2 Cette demande a été présentée dans le cadre d’un litige opposant A à B, deux personnes physiques, au sujet de la compétence des juridictions estoniennes pour connaître d’une demande en paiement d’une créance.
Le cadre juridique
Le règlement no 1215/2012
3 Les considérants 4, 6, 15, 16, 19, 20 et 22 du règlement no 1215/2012 sont libellés comme suit :
« (4) [...] Des dispositions permettant d’unifier les règles de conflit de juridictions en matière civile et commerciale ainsi que de garantir la reconnaissance et l’exécution rapides et simples des décisions rendues dans un État membre sont indispensables.
[...]
(6) Pour atteindre l’objectif de la libre circulation des décisions en matière civile et commerciale, il est nécessaire et approprié que les règles relatives à la compétence judiciaire, à la reconnaissance et à l’exécution des décisions soient déterminées par un instrument juridique de l’Union contraignant et directement applicable.
[...]
(15) Les règles de compétence devraient présenter un haut degré de prévisibilité et s’articuler autour de la compétence de principe du domicile du défendeur. Cette compétence devrait toujours être disponible, sauf dans quelques cas bien déterminés où la matière en litige ou l’autonomie des parties justifie un autre critère de rattachement. S’agissant des personnes morales, le domicile doit être défini de façon autonome de manière à accroître la transparence des règles communes et à éviter les conflits de compétence.

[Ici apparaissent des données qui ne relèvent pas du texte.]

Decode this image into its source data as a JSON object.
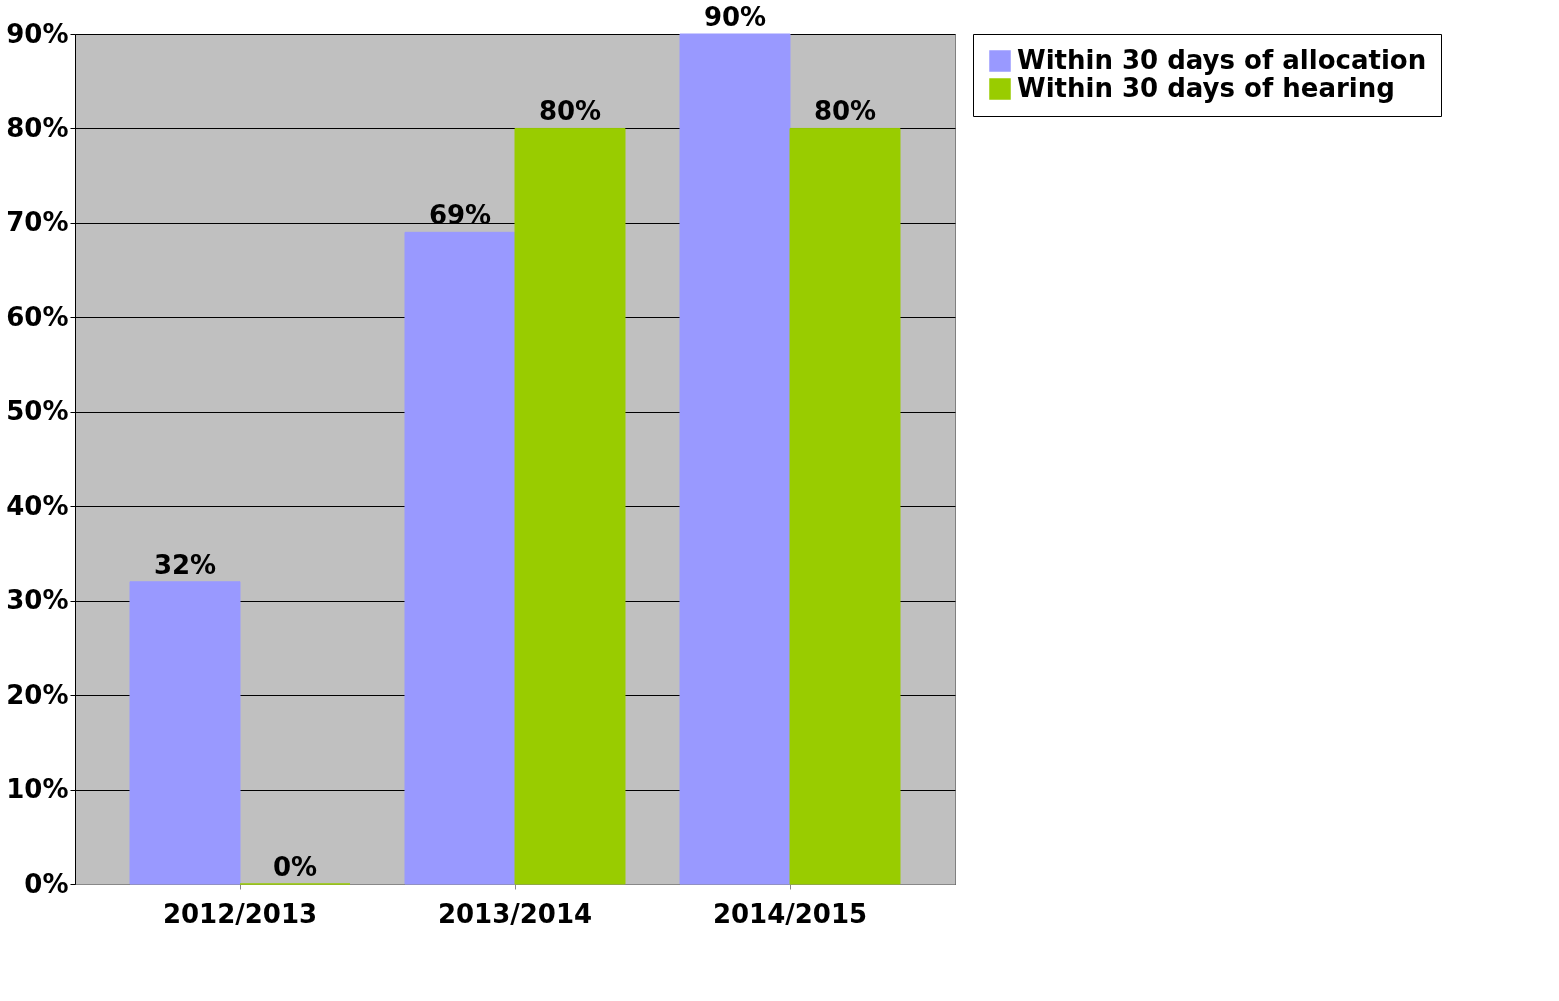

(16) Le for du domicile du défendeur devrait être complété par d’autres fors autorisés en raison du lien étroit entre la juridiction et le litige ou en vue de faciliter la bonne administration de la justice. L’existence d’un lien étroit devrait garantir la sécurité juridique et éviter la possibilité que le défendeur soit attrait devant une juridiction d’un État membre qu’il ne pouvait pas raisonnablement prévoir. [...]
[...]
(19) L’autonomie des parties à un contrat autre qu’un contrat d’assurance, de consommation et de travail pour lequel n’est prévue qu’une autonomie limitée quant à la détermination de la juridiction compétente devrait être respectée sous réserve des fors de compétence exclusifs prévus dans le présent règlement.

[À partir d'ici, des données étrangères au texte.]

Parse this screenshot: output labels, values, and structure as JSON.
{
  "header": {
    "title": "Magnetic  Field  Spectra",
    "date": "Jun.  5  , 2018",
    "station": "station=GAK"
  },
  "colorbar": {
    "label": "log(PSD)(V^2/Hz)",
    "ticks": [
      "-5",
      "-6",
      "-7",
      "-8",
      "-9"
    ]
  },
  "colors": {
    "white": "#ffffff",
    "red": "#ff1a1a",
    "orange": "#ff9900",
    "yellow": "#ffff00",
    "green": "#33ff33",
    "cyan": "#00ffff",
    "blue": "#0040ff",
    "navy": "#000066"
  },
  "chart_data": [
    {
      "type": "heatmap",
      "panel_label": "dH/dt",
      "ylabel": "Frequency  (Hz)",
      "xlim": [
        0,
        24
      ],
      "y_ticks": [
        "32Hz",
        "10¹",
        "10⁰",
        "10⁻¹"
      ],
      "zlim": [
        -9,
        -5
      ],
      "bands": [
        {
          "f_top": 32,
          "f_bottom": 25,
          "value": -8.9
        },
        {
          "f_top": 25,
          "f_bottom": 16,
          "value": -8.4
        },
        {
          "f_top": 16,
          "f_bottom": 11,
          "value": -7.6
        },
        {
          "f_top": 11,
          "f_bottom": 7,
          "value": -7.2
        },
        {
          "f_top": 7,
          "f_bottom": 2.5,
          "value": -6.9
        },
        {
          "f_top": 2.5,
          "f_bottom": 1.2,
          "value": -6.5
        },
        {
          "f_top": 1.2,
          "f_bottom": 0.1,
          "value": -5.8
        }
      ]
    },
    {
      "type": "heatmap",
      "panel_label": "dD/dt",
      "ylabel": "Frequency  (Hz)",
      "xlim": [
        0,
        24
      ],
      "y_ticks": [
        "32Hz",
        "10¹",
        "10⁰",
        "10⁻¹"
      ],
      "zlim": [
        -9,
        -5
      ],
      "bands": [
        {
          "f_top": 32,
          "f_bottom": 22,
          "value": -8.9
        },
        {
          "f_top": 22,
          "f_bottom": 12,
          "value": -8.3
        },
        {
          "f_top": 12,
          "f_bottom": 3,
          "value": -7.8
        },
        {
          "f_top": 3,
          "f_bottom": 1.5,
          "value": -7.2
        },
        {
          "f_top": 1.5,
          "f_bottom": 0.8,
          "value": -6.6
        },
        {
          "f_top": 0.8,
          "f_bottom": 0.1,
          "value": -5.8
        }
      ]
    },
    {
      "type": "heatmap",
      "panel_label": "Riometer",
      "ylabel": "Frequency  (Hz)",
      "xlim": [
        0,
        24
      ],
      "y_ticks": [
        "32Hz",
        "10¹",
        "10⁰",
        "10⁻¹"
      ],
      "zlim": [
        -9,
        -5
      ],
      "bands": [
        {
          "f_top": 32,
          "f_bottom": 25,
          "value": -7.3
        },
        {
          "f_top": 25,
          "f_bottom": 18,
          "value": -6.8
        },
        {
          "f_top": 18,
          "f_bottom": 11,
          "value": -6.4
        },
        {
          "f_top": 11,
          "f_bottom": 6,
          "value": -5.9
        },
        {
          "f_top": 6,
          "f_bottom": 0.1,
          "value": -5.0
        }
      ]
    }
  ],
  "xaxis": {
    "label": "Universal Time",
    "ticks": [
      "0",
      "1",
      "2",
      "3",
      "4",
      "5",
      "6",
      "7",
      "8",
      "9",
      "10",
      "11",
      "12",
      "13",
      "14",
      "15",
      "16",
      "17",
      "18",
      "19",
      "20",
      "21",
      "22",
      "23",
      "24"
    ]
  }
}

(20) Lorsque la question se pose de savoir si un accord d’élection de for en faveur d’une ou des juridictions d’un État membre est entaché de nullité quant à sa validité au fond, cette question devrait être tranchée conformément au droit de l’État membre de la ou des juridictions désignées dans l’accord, y compris conformément aux règles de conflit de lois de cet État membre.
[...]
(22) Cependant, pour renforcer l’efficacité des accords exclusifs d’élection de for et éviter les manœuvres judiciaires, il est nécessaire de prévoir une exception à la règle générale de la litispendance de manière à traiter de manière satisfaisante une situation particulière pouvant donner lieu à des procédures concurrentes. [...] »
4 L’article 15 de ce règlement prévoit :
« Il ne peut être dérogé aux dispositions de la présente section que par des conventions :
[...]
2) qui permettent au preneur d’assurance, à l’assuré ou au bénéficiaire de saisir d’autres juridictions que celles indiquées à la présente section ;
[...] »
5 L’article 19 dudit règlement dispose :
« Il ne peut être dérogé aux dispositions de la présente section que par des conventions :
[...]
2) qui permettent au consommateur de saisir d’autres juridictions que celles indiquées à la présente section ; [...]
[...] »
6 L’article 23 du même règlement est libellé comme suit :
« Il ne peut être dérogé aux dispositions de la présente section que par des conventions :
[...]
2) qui permettent au travailleur de saisir d’autres juridictions que celles indiquées à la présente section ».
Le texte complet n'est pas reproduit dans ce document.